201701907/1/A3.
Datum uitspraak: 31 januari 2018
AFDELING
BESTUURSRECHTSPRAAK
Uitspraak op het hoger beroep van:
[appellante], wonend te Nijmegen,
tegen de uitspraak van de rechtbank Gelderland van 24 januari 2017 in zaak nr. 16/1656 in het geding tussen:
[appellante]
en
het college van burgemeester en wethouders van Nijmegen.
Procesverloop
Bij besluit van 25 juli 2014 heeft het college een door [appellante] ingediend verzoek om openbaarmaking van documenten gedeeltelijk ingewilligd en voor het overige afgewezen.
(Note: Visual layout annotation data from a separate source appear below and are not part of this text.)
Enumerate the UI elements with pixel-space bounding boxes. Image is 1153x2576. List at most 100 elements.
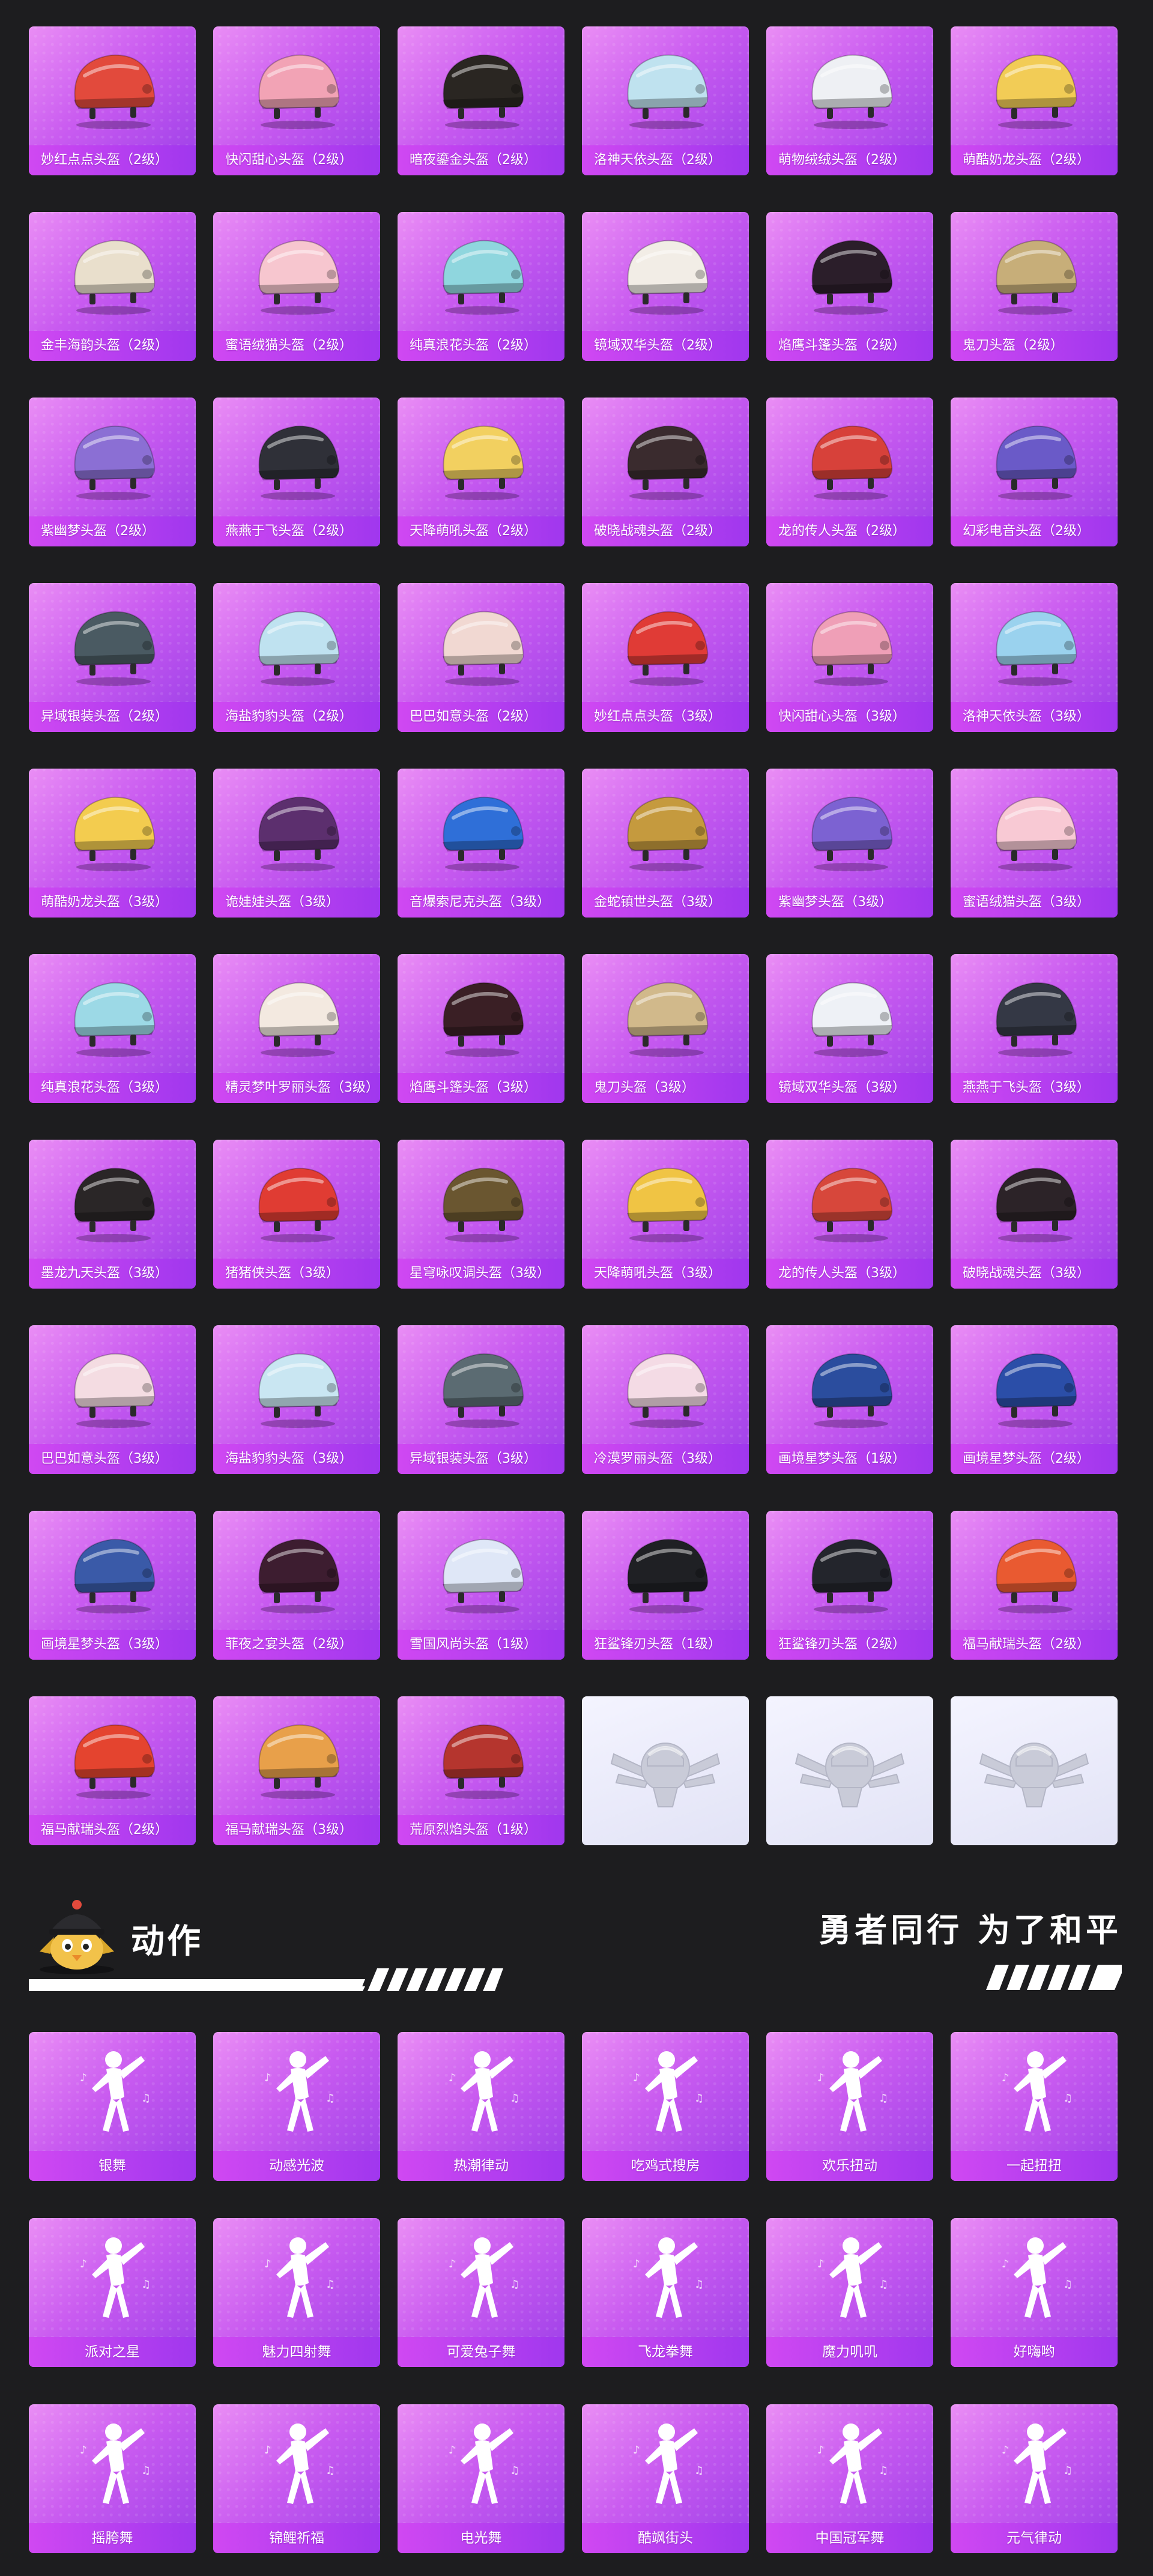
placeholder-card (582, 1696, 749, 1845)
helmet-card[interactable]: 洛神天依头盔（3级） (951, 583, 1118, 732)
helmet-card[interactable]: 紫幽梦头盔（3级） (766, 769, 933, 918)
helmet-label: 幻彩电音头盔（2级） (951, 516, 1118, 546)
helmet-card[interactable]: 鬼刀头盔（2级） (951, 212, 1118, 361)
helmet-card[interactable]: 猪猪侠头盔（3级） (213, 1140, 380, 1289)
helmet-card[interactable]: 紫幽梦头盔（2级） (29, 398, 196, 546)
helmet-card[interactable]: 福马献瑞头盔（3级） (213, 1696, 380, 1845)
helmet-card[interactable]: 菲夜之宴头盔（2级） (213, 1511, 380, 1660)
svg-text:♪: ♪ (633, 2072, 640, 2084)
helmet-card[interactable]: 天降萌吼头盔（2级） (398, 398, 564, 546)
emote-card[interactable]: ♪ ♫ 热潮律动 (398, 2032, 564, 2181)
helmet-card[interactable]: 天降萌吼头盔（3级） (582, 1140, 749, 1289)
helmet-card[interactable]: 金蛇镇世头盔（3级） (582, 769, 749, 918)
helmet-card[interactable]: 幻彩电音头盔（2级） (951, 398, 1118, 546)
helmet-icon (58, 1707, 166, 1803)
helmet-card[interactable]: 诡娃娃头盔（3级） (213, 769, 380, 918)
helmet-card[interactable]: 妙红点点头盔（3级） (582, 583, 749, 732)
helmet-card[interactable]: 福马献瑞头盔（2级） (951, 1511, 1118, 1660)
helmet-card[interactable]: 鬼刀头盔（3级） (582, 954, 749, 1103)
helmet-label: 星穹咏叹调头盔（3级） (398, 1259, 564, 1289)
helmet-card[interactable]: 镜域双华头盔（3级） (766, 954, 933, 1103)
helmet-card[interactable]: 画境星梦头盔（1级） (766, 1325, 933, 1474)
helmet-card[interactable]: 巴巴如意头盔（2级） (398, 583, 564, 732)
helmet-card[interactable]: 快闪甜心头盔（3级） (766, 583, 933, 732)
helmet-card[interactable]: 狂鲨锋刃头盔（2级） (766, 1511, 933, 1660)
helmet-icon (58, 965, 166, 1061)
helmet-card[interactable]: 纯真浪花头盔（2级） (398, 212, 564, 361)
helmet-grid: 妙红点点头盔（2级） 快闪甜心头盔（2级） 暗夜鎏金头盔（2级） 洛神天依头盔（… (29, 26, 1118, 1845)
emote-card[interactable]: ♪ ♫ 中国冠军舞 (766, 2404, 933, 2553)
helmet-card[interactable]: 龙的传人头盔（3级） (766, 1140, 933, 1289)
helmet-card[interactable]: 妙红点点头盔（2级） (29, 26, 196, 175)
helmet-icon (427, 1150, 535, 1247)
emote-card[interactable]: ♪ ♫ 酷飒街头 (582, 2404, 749, 2553)
svg-text:♫: ♫ (510, 2278, 519, 2291)
helmet-label: 快闪甜心头盔（3级） (766, 702, 933, 732)
helmet-card[interactable]: 海盐豹豹头盔（3级） (213, 1325, 380, 1474)
helmet-card[interactable]: 荒原烈焰头盔（1级） (398, 1696, 564, 1845)
svg-text:♫: ♫ (879, 2092, 888, 2105)
helmet-icon (980, 594, 1088, 690)
svg-text:♫: ♫ (694, 2464, 704, 2477)
helmet-card[interactable]: 冷漠罗丽头盔（3级） (582, 1325, 749, 1474)
helmet-card[interactable]: 福马献瑞头盔（2级） (29, 1696, 196, 1845)
helmet-icon (980, 223, 1088, 319)
emote-card[interactable]: ♪ ♫ 可爱兔子舞 (398, 2218, 564, 2367)
helmet-card[interactable]: 破晓战魂头盔（2级） (582, 398, 749, 546)
helmet-card[interactable]: 龙的传人头盔（2级） (766, 398, 933, 546)
emote-card[interactable]: ♪ ♫ 欢乐扭动 (766, 2032, 933, 2181)
helmet-icon (58, 594, 166, 690)
emote-label: 热潮律动 (398, 2151, 564, 2181)
helmet-card[interactable]: 巴巴如意头盔（3级） (29, 1325, 196, 1474)
helmet-card[interactable]: 蜜语绒猫头盔（3级） (951, 769, 1118, 918)
helmet-card[interactable]: 萌酷奶龙头盔（2级） (951, 26, 1118, 175)
helmet-icon (611, 779, 719, 875)
helmet-card[interactable]: 燕燕于飞头盔（3级） (951, 954, 1118, 1103)
emote-card[interactable]: ♪ ♫ 动感光波 (213, 2032, 380, 2181)
dancer-silhouette-icon: ♪ ♫ (611, 2229, 719, 2325)
helmet-card[interactable]: 画境星梦头盔（2级） (951, 1325, 1118, 1474)
emote-card[interactable]: ♪ ♫ 摇胯舞 (29, 2404, 196, 2553)
helmet-icon (796, 37, 904, 133)
helmet-card[interactable]: 精灵梦叶罗丽头盔（3级） (213, 954, 380, 1103)
emote-card[interactable]: ♪ ♫ 电光舞 (398, 2404, 564, 2553)
emote-card[interactable]: ♪ ♫ 元气律动 (951, 2404, 1118, 2553)
helmet-card[interactable]: 异域银装头盔（3级） (398, 1325, 564, 1474)
helmet-card[interactable]: 暗夜鎏金头盔（2级） (398, 26, 564, 175)
helmet-card[interactable]: 星穹咏叹调头盔（3级） (398, 1140, 564, 1289)
emote-card[interactable]: ♪ ♫ 银舞 (29, 2032, 196, 2181)
helmet-card[interactable]: 异域银装头盔（2级） (29, 583, 196, 732)
helmet-card[interactable]: 破晓战魂头盔（3级） (951, 1140, 1118, 1289)
emote-card[interactable]: ♪ ♫ 一起扭扭 (951, 2032, 1118, 2181)
helmet-card[interactable]: 燕燕于飞头盔（2级） (213, 398, 380, 546)
helmet-card[interactable]: 画境星梦头盔（3级） (29, 1511, 196, 1660)
helmet-card[interactable]: 金丰海韵头盔（2级） (29, 212, 196, 361)
helmet-icon (611, 594, 719, 690)
emote-card[interactable]: ♪ ♫ 好嗨哟 (951, 2218, 1118, 2367)
helmet-card[interactable]: 萌物绒绒头盔（2级） (766, 26, 933, 175)
emote-card[interactable]: ♪ ♫ 魔力叽叽 (766, 2218, 933, 2367)
emote-card[interactable]: ♪ ♫ 派对之星 (29, 2218, 196, 2367)
helmet-card[interactable]: 快闪甜心头盔（2级） (213, 26, 380, 175)
helmet-card[interactable]: 蜜语绒猫头盔（2级） (213, 212, 380, 361)
helmet-card[interactable]: 焰鹰斗篷头盔（2级） (766, 212, 933, 361)
helmet-card[interactable]: 焰鹰斗篷头盔（3级） (398, 954, 564, 1103)
helmet-card[interactable]: 萌酷奶龙头盔（3级） (29, 769, 196, 918)
title-underline-stripes (29, 1968, 503, 1991)
emote-label: 好嗨哟 (951, 2337, 1118, 2367)
dancer-silhouette-icon: ♪ ♫ (243, 2043, 351, 2139)
helmet-icon (611, 1522, 719, 1618)
emote-card[interactable]: ♪ ♫ 飞龙拳舞 (582, 2218, 749, 2367)
dancer-silhouette-icon: ♪ ♫ (980, 2415, 1088, 2511)
helmet-card[interactable]: 狂鲨锋刃头盔（1级） (582, 1511, 749, 1660)
emote-card[interactable]: ♪ ♫ 魅力四射舞 (213, 2218, 380, 2367)
helmet-card[interactable]: 音爆索尼克头盔（3级） (398, 769, 564, 918)
emote-card[interactable]: ♪ ♫ 吃鸡式搜房 (582, 2032, 749, 2181)
helmet-card[interactable]: 雪国风尚头盔（1级） (398, 1511, 564, 1660)
helmet-card[interactable]: 镜域双华头盔（2级） (582, 212, 749, 361)
helmet-card[interactable]: 纯真浪花头盔（3级） (29, 954, 196, 1103)
helmet-card[interactable]: 墨龙九天头盔（3级） (29, 1140, 196, 1289)
emote-card[interactable]: ♪ ♫ 锦鲤祈福 (213, 2404, 380, 2553)
helmet-card[interactable]: 海盐豹豹头盔（2级） (213, 583, 380, 732)
helmet-card[interactable]: 洛神天依头盔（2级） (582, 26, 749, 175)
Bij besluit van 1 juni 2016 heeft het college het door [appellante] daartegen gemaakte bezwaar niet-ontvankelijk verklaard.
Bij uitspraak van 24 januari 2017 heeft de rechtbank de tegen het niet tijdig nemen van een besluit op het bezwaar en tegen het besluit van 1 juni 2016 gerichte beroepen van [appellante] niet-ontvankelijk verklaard. Deze uitspraak is aangehecht.
Tegen deze uitspraak heeft [appellante] hoger beroep ingesteld.
[appellante] heeft een nader stuk ingediend.
Het college heeft een schriftelijke uiteenzetting gegeven.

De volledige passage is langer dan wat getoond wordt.